See Certain Stainless Steel Wire Rod from India; Preliminary Results of 
Antidumping Duty Administrative and New Shipper Review. 63 FR 48184 
(September 9, 1998); Factors Memorandum. We adjusted the values to 
reflect inflation

[[Page 55700]]

up to the POR using the WPI published by the IMF.
    For factory overhead (FOH), selling, general, and administrative 
expenses (SG&A), and profit, we relied on the 1997 financial statements 
of Jayaswal Neco, Ltd, an Indian producer of certain compact ductile 
iron waterworks fittings and glands, which were submitted by the 
respondents, because this company is a producer of subject merchandise.

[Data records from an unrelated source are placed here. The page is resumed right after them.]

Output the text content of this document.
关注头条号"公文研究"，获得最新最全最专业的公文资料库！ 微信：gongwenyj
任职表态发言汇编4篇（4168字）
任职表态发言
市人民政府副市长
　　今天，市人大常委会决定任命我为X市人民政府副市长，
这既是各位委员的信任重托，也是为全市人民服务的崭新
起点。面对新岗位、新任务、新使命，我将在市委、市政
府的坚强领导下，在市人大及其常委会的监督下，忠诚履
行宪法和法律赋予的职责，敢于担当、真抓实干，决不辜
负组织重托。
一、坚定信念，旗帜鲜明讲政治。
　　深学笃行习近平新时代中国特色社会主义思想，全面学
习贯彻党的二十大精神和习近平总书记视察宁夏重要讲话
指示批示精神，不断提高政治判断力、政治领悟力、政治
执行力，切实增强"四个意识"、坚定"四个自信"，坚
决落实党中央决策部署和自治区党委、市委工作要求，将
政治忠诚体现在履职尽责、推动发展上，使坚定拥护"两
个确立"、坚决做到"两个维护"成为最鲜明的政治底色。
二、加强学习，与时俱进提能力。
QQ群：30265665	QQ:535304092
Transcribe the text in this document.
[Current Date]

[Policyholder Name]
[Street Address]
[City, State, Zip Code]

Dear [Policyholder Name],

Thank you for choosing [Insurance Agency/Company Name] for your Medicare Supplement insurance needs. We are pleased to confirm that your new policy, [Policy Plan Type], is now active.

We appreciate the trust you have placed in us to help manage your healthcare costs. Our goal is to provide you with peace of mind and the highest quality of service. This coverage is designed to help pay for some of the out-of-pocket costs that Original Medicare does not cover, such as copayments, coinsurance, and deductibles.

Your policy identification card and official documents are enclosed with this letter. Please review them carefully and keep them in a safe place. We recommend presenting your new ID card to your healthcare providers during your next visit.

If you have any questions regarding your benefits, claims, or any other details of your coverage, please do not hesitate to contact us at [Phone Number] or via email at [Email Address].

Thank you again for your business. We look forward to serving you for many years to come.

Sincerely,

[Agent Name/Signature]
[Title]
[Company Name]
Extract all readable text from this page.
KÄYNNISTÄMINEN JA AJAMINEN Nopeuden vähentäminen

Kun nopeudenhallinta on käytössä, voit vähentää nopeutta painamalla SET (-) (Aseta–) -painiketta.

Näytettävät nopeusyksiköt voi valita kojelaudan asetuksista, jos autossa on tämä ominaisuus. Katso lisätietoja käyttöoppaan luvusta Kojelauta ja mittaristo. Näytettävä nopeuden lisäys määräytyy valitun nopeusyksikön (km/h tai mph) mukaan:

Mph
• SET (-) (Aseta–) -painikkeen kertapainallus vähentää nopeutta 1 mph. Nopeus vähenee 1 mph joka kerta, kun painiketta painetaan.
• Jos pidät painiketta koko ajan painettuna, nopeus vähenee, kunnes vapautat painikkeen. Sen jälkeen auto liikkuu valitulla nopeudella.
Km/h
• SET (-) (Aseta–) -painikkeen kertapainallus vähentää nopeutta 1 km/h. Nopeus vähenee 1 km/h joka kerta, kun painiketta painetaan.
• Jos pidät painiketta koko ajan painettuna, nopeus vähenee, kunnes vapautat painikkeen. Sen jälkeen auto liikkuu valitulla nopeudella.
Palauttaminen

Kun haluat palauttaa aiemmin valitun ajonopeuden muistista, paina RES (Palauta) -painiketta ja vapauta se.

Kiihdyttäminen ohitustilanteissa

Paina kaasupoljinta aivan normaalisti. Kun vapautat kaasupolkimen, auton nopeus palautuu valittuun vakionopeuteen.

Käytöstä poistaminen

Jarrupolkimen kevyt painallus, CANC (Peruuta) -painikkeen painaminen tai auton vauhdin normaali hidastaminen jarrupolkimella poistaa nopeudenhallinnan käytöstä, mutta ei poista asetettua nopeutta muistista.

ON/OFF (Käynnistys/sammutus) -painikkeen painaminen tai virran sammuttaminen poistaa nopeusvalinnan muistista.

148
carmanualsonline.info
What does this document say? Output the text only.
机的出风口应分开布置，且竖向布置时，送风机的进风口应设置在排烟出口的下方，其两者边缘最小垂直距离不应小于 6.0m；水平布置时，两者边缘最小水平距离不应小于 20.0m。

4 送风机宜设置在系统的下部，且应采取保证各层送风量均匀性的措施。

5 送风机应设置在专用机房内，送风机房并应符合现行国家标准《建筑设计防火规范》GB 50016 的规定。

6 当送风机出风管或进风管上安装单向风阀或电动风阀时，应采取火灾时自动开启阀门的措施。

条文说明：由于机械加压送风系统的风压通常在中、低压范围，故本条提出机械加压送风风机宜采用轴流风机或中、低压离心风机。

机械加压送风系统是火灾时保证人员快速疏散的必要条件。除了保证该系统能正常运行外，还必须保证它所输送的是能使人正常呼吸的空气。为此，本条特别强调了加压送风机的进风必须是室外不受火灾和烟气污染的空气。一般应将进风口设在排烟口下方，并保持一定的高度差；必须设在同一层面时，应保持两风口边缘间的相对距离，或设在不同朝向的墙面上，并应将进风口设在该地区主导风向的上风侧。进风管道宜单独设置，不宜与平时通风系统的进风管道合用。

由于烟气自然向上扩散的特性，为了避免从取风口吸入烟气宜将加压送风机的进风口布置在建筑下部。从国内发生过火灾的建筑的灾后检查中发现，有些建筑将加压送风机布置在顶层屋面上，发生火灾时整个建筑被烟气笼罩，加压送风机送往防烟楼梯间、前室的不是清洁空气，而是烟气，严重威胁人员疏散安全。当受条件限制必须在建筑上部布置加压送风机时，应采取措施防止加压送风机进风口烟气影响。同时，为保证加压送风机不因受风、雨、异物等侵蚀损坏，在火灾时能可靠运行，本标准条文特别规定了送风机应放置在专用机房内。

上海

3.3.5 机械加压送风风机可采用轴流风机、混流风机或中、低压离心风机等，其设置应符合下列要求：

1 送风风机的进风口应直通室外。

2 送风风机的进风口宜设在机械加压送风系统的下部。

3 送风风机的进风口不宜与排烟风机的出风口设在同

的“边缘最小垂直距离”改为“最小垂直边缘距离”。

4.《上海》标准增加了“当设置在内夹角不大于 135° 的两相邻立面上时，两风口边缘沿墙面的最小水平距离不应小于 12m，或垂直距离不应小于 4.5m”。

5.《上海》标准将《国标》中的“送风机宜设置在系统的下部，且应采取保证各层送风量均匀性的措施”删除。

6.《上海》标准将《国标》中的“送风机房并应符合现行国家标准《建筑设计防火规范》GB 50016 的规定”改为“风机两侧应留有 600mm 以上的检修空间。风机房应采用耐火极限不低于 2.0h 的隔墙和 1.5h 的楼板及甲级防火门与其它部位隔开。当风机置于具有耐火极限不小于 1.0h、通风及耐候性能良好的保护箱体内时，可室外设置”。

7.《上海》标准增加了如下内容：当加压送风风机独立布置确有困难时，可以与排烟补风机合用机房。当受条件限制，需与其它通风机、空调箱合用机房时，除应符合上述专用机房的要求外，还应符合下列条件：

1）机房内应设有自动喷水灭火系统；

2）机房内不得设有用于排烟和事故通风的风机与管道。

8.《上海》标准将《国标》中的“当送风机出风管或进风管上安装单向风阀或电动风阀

Preliminary Results of the Review

    We preliminarily determine that the following de minimis margin 
exists for the period September 1, 1997 through August 31, 1998:

------------------------------------------------------------------------
                                                                Margin
                   Manufacturer/exporter                      (percent)
------------------------------------------------------------------------
Beijing Metals and Minerals Import and Export Corporation..          .09
------------------------------------------------------------------------

    Interested parties may request a hearing within 30 days of 
publication of this notice. See 19 CFR 351.310(c). Any hearing, if 
requested, will be held 44 days after the date of the publication of 
this notice or the first workday thereafter. Interested parties may 
submit case briefs within 30 days of publication. Rebuttal briefs, 
limited to issues raised in the case briefs, may be filed no later than 
35 days after the date of publication. Parties who submit case briefs 
or rebuttal briefs in this proceeding are requested to submit with each 
argument (1) a statement of the issue and (2) a brief summary of the 
argument. Parties are also encouraged to provide a summary of the 
arguments not to exceed five pages and a table of statutes, 
regulations, and cases cited.
    The Department will subsequently issue the final results of this 
administrative review, including the results of its analysis of issues 
raised in any such written briefs or at a hearing, not later than 120 
days after the date of publication of this notice.
    The Department shall determine, and the Customs Service shall 
assess, antidumping duties on all appropriate entries. Upon completion 
of this review, the Department will issue appraisement instructions 
directly to the U.S. Customs Service.
    Furthermore, the following deposit requirements will be effective 
upon publication of the final results of this antidumping duty 
administrative review for all shipments of the subject merchandise 
entered, or withdrawn from warehouse, for consumption on or after the 
publication date, as provided by section 751(a)(1) of the Act: (1) For 
BMMIEC, which has a separate rate, the cash deposit rate will be zero; 
(2) for any previously reviewed PRC and non-PRC exporter with a 
separate rate (including those companies and products where we 
terminated the review), the cash deposit rate will be the company- and 
product-specific rate established for the most recent period; (3) the 
cash deposit rate for non-PRC exporters of subject merchandise from the 
PRC will be the rate applicable to the PRC supplier of that exporter; 
and (4) the cash deposit rate for all other PRC exporters will continue 
to be 127.38 percent, the PRC-wide rate established in the LTFV 
investigation. These requirements, when imposed, shall remain in effect 
until publication of the final results of the next administrative 
review.
    This notice serves as a preliminary reminder to importers of their 
responsibility under 19 CFR 351.402(f) to file a certificate regarding 
the reimbursement of antidumping duties prior to liquidation of the 
relevant entries during this review period. Failure to comply with this 
requirement could result in the Secretary's presumption that 
reimbursement of antidumping duties occurred and the subsequent 
assessment of double antidumping duties.
    This administrative review is issued and published in accordance 
with sections 751(a)(1) and 777(i)(1) of the Act.

    Dated: September 30, 1999.
Robert La Russa,
Assistant Secretary for Import Administration.